WASHINGTON -- Even if Congress heeds President Barack Obama's demands to "pass this bill right away" and enacts his jobs and tax plan in its entirety, the unemployment rate probably still would hover in nosebleed territory for at least three more years.
Why? Because the 1.9 million new jobs the White House said the bill would produce in 2012 falls short of what's needed to put the economy back on track to return to pre-recession jobless levels of under 6 percent, from today's rate of 9.1 percent.
That's how deep the jobs hole is. The persistent weakness of the U.S. economy has left 14 million people unemployed and more than 25 million unable to find full-time work.
Economists of all stripes pretty much agree that it will be a long, hard road no matter what Congress does. Right now, the Republicans who run the House and the Democrats who lead the Senate aren't finding much common ground.

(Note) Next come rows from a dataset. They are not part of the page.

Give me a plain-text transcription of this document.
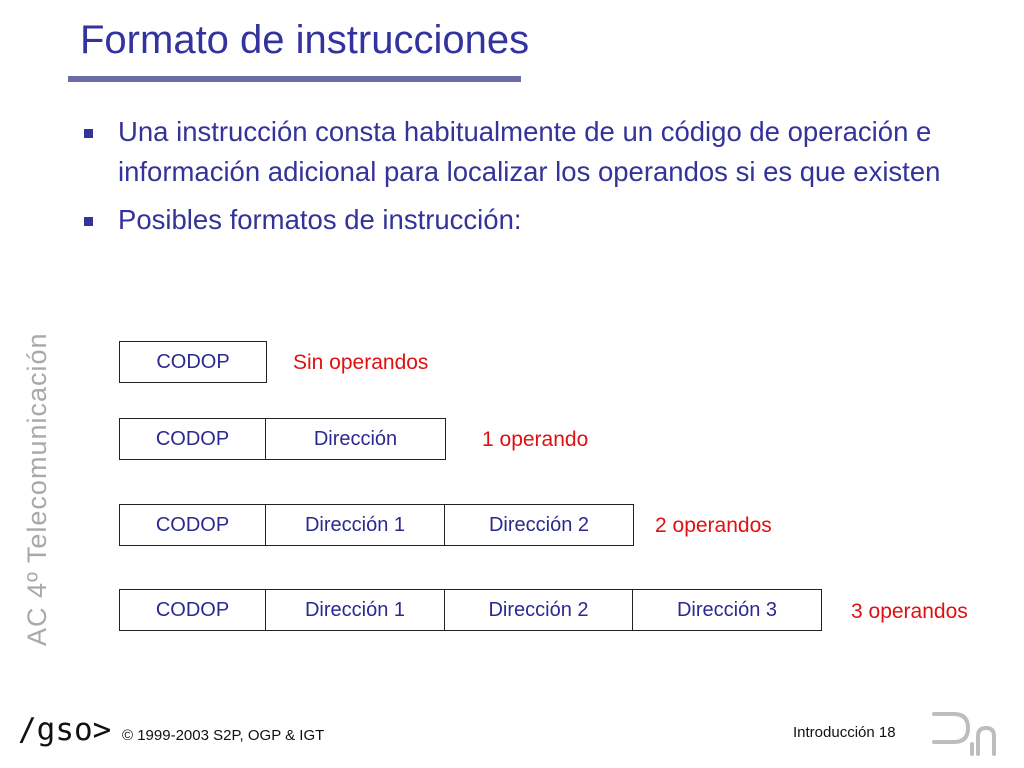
Formato de instrucciones
Una instrucción consta habitualmente de un código de operación e información adicional para localizar los operandos si es que existen
Posibles formatos de instrucción:
AC 4º Telecomunicación	CODOP	Sin operandos
CODOP	Dirección	1 operando
CODOP	Dirección 1	Dirección 2	2 operandos
CODOP	Dirección 1	Dirección 2	Dirección 3	3 operandos
/gso> © 1999-2003 S2P, OGP & IGT	Introducción 18
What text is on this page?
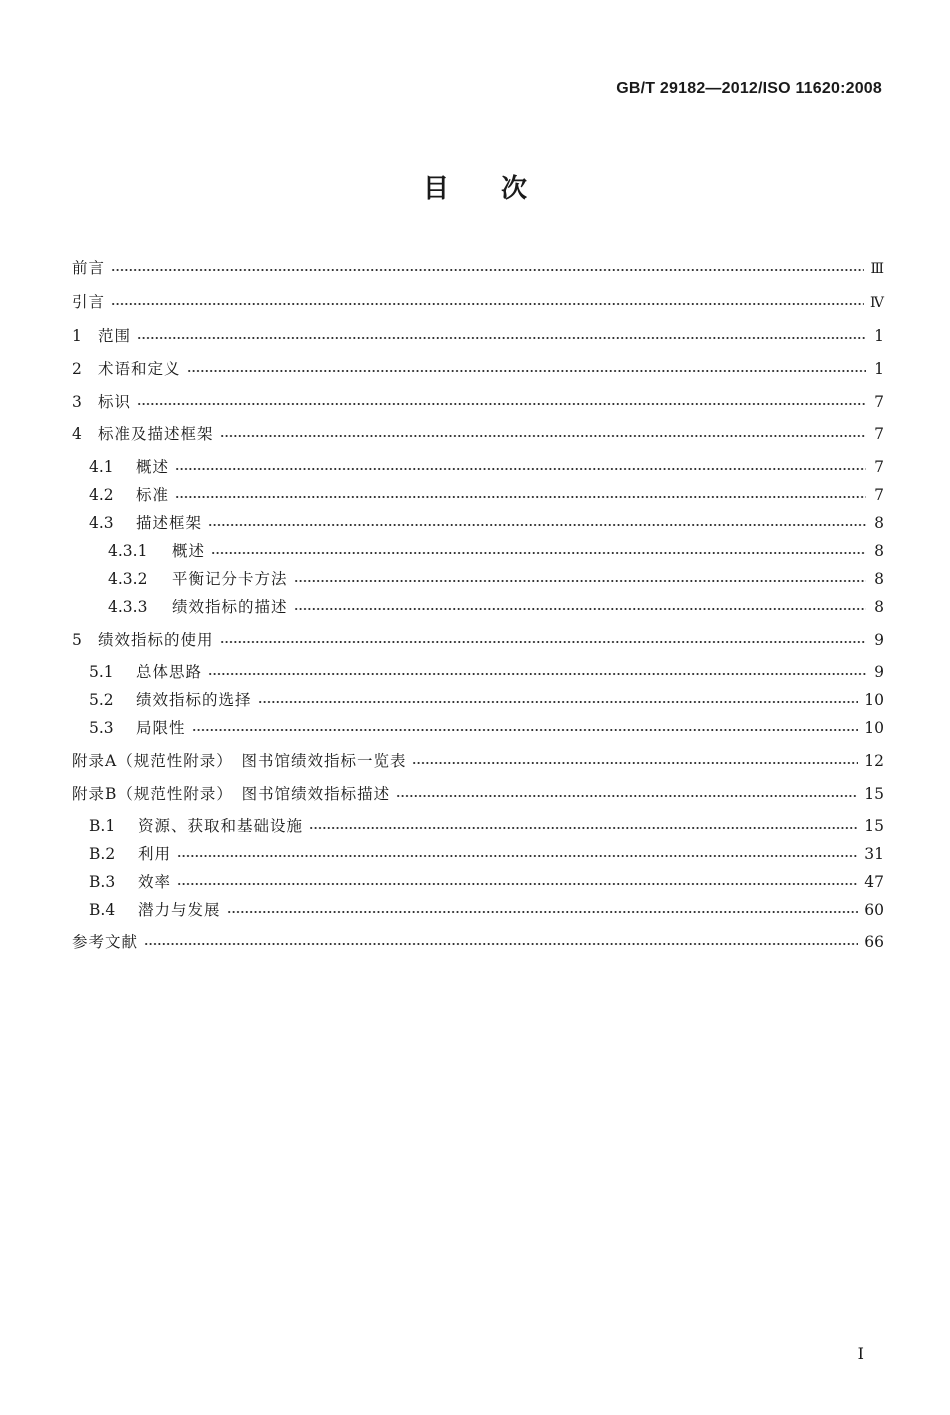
GB/T 29182—2012/ISO 11620:2008
目次
前言	Ⅲ
引言	Ⅳ
1	范围	1
2	术语和定义	1
3	标识	7
4	标准及描述框架	7
4.1	概述	7
4.2	标准	7
4.3	描述框架	8
4.3.1	概述	8
4.3.2	平衡记分卡方法	8
4.3.3	绩效指标的描述	8
5	绩效指标的使用	9
5.1	总体思路	9
5.2	绩效指标的选择	10
5.3	局限性	10
附录A（规范性附录）　图书馆绩效指标一览表	12
附录B（规范性附录）　图书馆绩效指标描述	15
B.1	资源、获取和基础设施	15
B.2	利用	31
B.3	效率	47
B.4	潜力与发展	60
参考文献	66
I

Obama has estimated that his American Jobs Act would lower unemployment by just a single percentage point by next year, to just over 8 percent, heading into the 2012 presidential election.
Burned before by making overly optimistic job-creation predictions, the White House turned to prominent outside economists to crunch the numbers.
The projection of 1.9 million new jobs, a 1 percentage point drop in the unemployment rate and a 2 percentage point increase in the gross domestic product under Obama's plan came from Mark Zandi, chief economist of Moody's Analytics.
Zandi also said that his forecast is based on an assumption that "the president's entire package is passed by the end of the year," a slim prospect given the current divided leadership in Congress, and that there are no other budgetary policy changes.
"I assumed that it would be paid for," Zandi said. "I didn't know when I did that simulation how the president proposed to pay for it."
Since then, Obama has said he would pay for his $447 billion package with permanent income tax increases of about $150 billion a year, mostly on wealthy individuals and corporations, in addition to spending cuts.
That has drawn criticism from Republicans, who say any tax increases could further stall the fragile recovery.
Zandi, who has advised Republican and Democratic lawmakers, said he is sticking with his forecast, mainly because the stimulus in the plan, including a temporary reduction in Social Security taxes for employees and employers and infrastructure spending, would come in 2012 and be paid for later.
But there is one feature Obama doesn't emphasize.
Zandi said his job-creation figure applies only to 2012.
"Beginning in 2013, and certainly into 2014, the plan is a drag on the economy because the stimulus starts fading away," he said. "So by 2015, the economy is in the same place as now, as if there were no jobs package."
Also, Zandi said, his forecast does not leave any room for a new recession. If that happens, all bets are off.
"So it's very important to get as many people working as fast as possible," he said. "If we go back into recession, it is going to be very difficult to get out."